Chapter 7

857 67 31
                                        

Song of this chapter :
Andrea Calamaro-Hace Calor
(Spanyol song) my fav-song, by the way.
***

Marc’s POV

“Marc, kau telah berjanji tidak akan marah! Hey jangan diam saja, MARC! MARC!”

Itulah perkataan Alex yang kini samar-samar terdengar telingaku. Hening ditelingaku, kemudian dengung yang ku dengar. Aku kacau. Padahal kenyataannya kini Alex tengah memberontak, mendesakku untuk berhenti berdiam diri, karena itu menakutinya.
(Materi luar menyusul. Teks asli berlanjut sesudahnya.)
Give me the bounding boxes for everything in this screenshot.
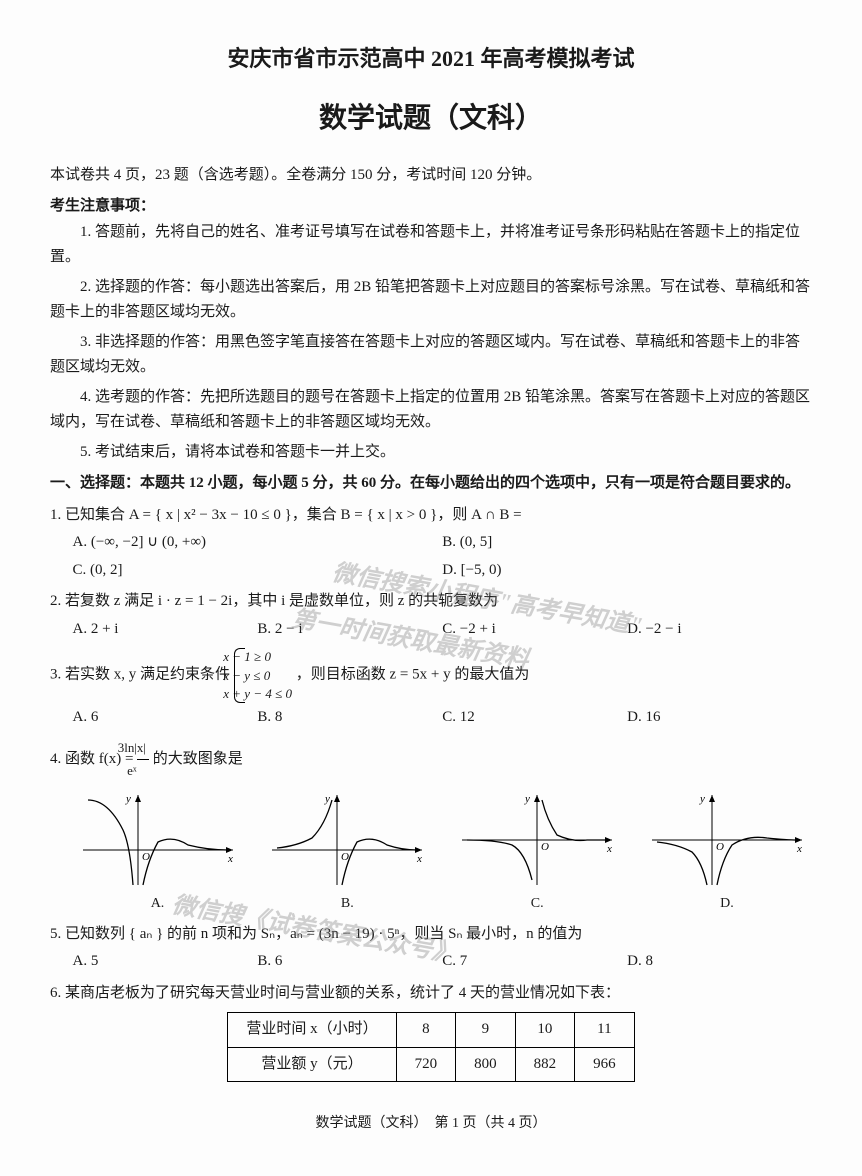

Alex takut aku marah. Aku ingin. Bahkan nafasku tersengal menahan amarahku yang tak lagi dapat diredakan. Sedangkan jemari tanganku telah mengepal entah sejak kapan. Tapi aku tidak bisa. Aku sungguh tidak bisa memarahinya.

Dia adikku. Adik kandungku. Aku menyayanginya seperti kakak pada adik sewajarnya, bukan lantaran kami memiliki nama marga yang sama. Lebih dari sekedar itu. Ia segalanya bagiku.

Selama ini, ketika ia terlanjur bersalah, aku akan mencoba untuk membuat tipu muslihat agar ia selalu terlihat benar. Membenarkan segala yang ia katakan. Ia kesayanganku. Namun baru saja ia mengaku bahwa dia adalah seorang gay.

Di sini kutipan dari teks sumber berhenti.